Negativity is not the same as insight
WOW, THAT WAS A BUMMER. Started out really impressed with his research and how it was put together, and some good information about locations and architecture.
Then the filmmaker becomes increasingly self important, and Andersen falls into the critic's trap of mistaking negativity for insight. Halfway through the film it becomes so predictable, he talks about a film and you can just feel him struggling to come up with the "but" in which he finds some irrelevant problem so he can dismiss masterpieces as failures.

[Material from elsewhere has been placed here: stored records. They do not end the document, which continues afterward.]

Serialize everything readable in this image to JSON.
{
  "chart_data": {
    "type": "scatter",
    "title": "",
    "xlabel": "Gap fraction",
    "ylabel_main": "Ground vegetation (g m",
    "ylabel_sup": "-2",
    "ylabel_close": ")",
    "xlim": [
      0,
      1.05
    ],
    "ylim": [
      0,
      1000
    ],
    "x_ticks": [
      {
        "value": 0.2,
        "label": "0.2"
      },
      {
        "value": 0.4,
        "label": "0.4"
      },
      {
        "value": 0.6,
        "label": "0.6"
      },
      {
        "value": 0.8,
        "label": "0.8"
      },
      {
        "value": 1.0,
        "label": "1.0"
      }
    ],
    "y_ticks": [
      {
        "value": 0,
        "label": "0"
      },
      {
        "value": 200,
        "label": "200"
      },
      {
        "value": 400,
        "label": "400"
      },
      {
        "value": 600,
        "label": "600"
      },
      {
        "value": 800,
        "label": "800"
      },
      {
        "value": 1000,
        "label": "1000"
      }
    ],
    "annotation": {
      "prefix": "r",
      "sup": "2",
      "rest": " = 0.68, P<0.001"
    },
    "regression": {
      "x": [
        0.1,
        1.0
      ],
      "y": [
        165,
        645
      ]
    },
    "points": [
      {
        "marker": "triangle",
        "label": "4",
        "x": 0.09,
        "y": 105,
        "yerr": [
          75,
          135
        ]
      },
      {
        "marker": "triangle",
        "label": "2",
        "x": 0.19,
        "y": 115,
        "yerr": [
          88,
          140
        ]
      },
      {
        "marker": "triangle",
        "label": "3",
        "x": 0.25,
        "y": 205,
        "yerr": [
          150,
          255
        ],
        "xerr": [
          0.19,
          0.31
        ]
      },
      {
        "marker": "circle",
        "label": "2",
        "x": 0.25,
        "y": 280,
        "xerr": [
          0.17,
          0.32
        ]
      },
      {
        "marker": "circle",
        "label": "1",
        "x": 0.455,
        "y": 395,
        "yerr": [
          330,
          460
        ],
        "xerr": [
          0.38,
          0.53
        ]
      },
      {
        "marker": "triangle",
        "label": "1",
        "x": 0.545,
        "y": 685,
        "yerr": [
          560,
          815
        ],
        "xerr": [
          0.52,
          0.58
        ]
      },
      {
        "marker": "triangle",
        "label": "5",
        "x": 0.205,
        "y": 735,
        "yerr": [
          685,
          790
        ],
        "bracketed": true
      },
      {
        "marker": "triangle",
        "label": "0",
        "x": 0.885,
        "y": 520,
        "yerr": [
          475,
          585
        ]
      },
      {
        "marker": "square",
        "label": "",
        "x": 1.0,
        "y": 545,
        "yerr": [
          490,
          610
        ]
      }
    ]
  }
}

He ignores what make some of these films great, and picks them apart for things they were purposely not about.
Pet peeves are fine to talk about if you realize that's what they are, but his pontifications about stuff like the abbreviation L.A. are senseless and pretentious. Get over it, EVERYone calls it L.A.
It's funny the few things he admits to liking are things he also admits aren't good, like the TV show Dragnet. He's so desperate to seem uber-cool he can admit to liking "Dragnet" but not that "Sunset Boulevard" is a masterpiece.
Oh, and no "Day of the Locust"? Really? Seriously? The obvious end of this should have been Lynch's "Mulholland Drive", the ultimate Hollywood movie, but maybe he couldn't come up with some clever dismissal.
Someone should record an alternate voiceover with more information, less sermonizing, this great assemblage of clips is too good to waste on such a downer about movies.